Of course he’s lying! She can smell it in his voice, the way it trembles in the fine, cool air. How his lip twitches just a little as he talks. She smiles back at him, feline and easy. O has never been a good girl but she is not a liar. There is power, always, in keeping your cards on top of the table — it shows that you have nothing to fear.
He talks too much. Far too much. It’s hard to tell whether this is his modus operandi or an unfortunate side effect of keeping whatever secret he has under perfect lock and key. Either way she is not impressed by it; O was raised around people of few words, people who relied more on power than on praying, and it’s almost grating to hear so much at once. She flicks an ear at him but manages to bite her evil tongue.
“The desert welcomes those who deserve it,” O remarks with perfect casualty as she peeks her head into the darkness of the cave. Even up close it’s hard to ascertain the origins of the feathers and the bones — between Solterran creatures there is not much of a difference in composition, built as every one of them is to withstand the heat and the wind and the sun. O herself is nearly the same, sculpted from Solterra itself. She has the light bones of the birds, the hard gold skin of the lizards, the sooty points and hair of the desert cats.
This man does not.
She lets out a series of hums looking over the contents of the cave. “You do not know her, and yet she is your queen?” A little snort erupts from her. “That seems — irregular,” and the bite in her tone is almost humor but not quite.

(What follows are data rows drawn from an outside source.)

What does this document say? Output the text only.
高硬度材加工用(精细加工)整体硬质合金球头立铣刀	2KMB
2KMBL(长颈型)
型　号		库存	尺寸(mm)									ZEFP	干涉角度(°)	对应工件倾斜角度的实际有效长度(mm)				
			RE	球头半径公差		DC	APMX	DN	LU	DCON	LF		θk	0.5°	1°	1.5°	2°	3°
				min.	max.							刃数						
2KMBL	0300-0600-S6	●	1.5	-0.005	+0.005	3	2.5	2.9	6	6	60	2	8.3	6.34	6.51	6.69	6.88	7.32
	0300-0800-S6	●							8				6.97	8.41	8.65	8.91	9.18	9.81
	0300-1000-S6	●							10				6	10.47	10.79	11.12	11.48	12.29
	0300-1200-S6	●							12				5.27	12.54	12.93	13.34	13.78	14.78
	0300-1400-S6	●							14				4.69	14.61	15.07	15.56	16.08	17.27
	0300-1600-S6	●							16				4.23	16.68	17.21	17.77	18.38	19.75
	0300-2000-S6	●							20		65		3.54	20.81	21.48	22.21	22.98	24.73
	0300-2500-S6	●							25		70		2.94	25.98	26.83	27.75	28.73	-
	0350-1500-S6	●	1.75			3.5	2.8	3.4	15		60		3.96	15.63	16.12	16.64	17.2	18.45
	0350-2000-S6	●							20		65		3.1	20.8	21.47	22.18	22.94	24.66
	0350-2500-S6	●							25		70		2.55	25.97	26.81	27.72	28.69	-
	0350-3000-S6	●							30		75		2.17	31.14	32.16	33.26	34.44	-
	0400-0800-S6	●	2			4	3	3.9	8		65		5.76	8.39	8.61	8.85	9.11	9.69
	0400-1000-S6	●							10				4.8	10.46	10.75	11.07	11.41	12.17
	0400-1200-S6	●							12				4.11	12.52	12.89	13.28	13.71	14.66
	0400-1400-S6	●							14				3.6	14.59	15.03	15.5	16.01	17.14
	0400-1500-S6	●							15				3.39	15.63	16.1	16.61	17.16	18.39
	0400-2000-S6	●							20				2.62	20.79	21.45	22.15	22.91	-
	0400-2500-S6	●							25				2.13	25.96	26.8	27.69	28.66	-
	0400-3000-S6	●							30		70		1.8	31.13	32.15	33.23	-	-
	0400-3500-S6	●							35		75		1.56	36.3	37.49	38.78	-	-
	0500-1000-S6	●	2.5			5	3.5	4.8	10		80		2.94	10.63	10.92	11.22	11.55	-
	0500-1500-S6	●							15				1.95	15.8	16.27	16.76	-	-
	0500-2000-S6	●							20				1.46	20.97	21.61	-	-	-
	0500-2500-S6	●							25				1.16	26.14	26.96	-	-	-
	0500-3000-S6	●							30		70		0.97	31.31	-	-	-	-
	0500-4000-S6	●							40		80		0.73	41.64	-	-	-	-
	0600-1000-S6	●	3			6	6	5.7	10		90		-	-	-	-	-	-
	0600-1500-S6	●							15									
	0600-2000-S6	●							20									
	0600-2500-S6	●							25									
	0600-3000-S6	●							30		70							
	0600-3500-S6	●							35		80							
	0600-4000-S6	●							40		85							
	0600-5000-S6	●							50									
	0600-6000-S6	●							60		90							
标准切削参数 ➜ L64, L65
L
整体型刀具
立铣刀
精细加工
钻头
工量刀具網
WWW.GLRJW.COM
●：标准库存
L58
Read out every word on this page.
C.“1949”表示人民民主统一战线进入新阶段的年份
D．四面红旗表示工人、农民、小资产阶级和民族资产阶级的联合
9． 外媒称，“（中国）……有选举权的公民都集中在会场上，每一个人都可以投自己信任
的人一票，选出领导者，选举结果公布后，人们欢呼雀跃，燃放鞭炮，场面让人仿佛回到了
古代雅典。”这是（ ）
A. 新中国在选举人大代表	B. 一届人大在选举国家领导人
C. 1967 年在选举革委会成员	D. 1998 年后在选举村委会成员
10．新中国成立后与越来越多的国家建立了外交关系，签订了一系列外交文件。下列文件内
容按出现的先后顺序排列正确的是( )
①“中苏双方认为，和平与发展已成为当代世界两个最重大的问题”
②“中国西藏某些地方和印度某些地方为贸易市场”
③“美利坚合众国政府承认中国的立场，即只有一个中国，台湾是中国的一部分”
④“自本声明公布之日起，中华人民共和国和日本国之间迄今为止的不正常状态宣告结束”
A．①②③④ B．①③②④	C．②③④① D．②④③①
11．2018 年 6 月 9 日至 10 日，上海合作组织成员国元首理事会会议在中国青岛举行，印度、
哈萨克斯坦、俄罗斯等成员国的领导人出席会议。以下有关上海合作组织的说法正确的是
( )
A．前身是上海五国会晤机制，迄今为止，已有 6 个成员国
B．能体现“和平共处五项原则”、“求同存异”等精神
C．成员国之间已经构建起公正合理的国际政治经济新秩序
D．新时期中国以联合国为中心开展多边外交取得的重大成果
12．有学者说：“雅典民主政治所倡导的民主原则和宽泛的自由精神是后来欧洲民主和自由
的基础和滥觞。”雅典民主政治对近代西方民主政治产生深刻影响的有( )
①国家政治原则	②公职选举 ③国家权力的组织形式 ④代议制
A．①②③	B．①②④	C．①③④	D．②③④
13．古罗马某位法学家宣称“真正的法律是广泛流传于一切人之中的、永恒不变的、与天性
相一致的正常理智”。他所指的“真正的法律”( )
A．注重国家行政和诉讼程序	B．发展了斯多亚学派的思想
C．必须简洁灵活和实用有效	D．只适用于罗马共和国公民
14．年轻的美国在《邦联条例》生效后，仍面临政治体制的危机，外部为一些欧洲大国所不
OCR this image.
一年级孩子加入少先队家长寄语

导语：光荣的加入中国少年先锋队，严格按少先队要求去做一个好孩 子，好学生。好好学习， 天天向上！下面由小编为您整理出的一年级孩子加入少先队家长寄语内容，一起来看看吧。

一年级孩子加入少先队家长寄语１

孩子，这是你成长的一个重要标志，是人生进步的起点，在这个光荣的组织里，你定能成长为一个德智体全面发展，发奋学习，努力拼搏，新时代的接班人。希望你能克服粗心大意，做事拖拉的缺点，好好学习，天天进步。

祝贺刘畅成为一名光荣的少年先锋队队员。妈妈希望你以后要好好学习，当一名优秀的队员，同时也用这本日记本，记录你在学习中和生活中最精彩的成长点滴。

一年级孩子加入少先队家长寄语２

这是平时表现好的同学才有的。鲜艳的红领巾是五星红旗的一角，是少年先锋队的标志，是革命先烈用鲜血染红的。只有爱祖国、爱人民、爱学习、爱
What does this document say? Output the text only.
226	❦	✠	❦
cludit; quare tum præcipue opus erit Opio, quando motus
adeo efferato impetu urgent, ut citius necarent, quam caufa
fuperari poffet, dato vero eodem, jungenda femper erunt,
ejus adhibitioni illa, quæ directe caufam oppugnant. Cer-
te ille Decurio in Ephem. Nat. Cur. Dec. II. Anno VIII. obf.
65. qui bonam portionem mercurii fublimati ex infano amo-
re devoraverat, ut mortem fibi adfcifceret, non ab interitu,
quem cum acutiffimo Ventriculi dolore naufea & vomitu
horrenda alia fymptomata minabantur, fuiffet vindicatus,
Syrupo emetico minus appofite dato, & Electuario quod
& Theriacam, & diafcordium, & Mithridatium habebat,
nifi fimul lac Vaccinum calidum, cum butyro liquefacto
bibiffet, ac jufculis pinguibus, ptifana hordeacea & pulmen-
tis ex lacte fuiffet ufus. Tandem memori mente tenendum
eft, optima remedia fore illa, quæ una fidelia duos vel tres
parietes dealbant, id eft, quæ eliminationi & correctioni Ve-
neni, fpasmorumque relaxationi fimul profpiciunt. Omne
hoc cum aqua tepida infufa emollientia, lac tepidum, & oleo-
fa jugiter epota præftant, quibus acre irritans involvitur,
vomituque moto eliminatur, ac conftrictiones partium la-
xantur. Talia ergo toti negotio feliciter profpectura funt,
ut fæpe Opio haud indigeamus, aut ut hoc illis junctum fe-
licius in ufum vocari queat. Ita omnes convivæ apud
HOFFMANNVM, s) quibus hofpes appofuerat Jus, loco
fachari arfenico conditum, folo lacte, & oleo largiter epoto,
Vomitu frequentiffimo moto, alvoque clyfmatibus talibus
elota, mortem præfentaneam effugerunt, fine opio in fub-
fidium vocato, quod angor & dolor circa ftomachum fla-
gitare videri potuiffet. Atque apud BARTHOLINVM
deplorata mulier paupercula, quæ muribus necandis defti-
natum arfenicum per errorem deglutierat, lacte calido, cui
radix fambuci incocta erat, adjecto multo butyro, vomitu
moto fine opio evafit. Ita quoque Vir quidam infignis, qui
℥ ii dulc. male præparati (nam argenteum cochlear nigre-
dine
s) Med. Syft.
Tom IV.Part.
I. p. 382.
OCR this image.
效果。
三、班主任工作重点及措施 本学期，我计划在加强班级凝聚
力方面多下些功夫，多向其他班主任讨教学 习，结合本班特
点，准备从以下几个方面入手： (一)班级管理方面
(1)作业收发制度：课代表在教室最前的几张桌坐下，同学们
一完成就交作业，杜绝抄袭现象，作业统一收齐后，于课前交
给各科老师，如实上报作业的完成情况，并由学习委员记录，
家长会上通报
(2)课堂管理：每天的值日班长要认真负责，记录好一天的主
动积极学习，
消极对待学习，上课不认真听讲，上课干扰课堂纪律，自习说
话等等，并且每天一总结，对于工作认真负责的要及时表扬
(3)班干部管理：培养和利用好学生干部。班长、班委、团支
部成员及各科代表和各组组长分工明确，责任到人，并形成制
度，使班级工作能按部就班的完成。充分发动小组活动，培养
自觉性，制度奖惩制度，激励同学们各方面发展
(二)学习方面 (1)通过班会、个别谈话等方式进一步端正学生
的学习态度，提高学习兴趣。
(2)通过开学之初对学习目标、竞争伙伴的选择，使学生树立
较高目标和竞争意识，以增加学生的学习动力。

A crow sounds off in the distance. It is loud enough and sudden enough to shock Apolonia from her perfect focus; she startles just a little, jerking her narrow head back from the pit of the cave, and turns over her shoulder to face Only again, mismatched blue eyes meeting green. Her gaze remains on his stubbornly. Why an axe? he asks, and then she really smiles, wide and perfectly sharp, as if it is a compliment and not a question.
“It came to me,” she says, and there is nothing else to it.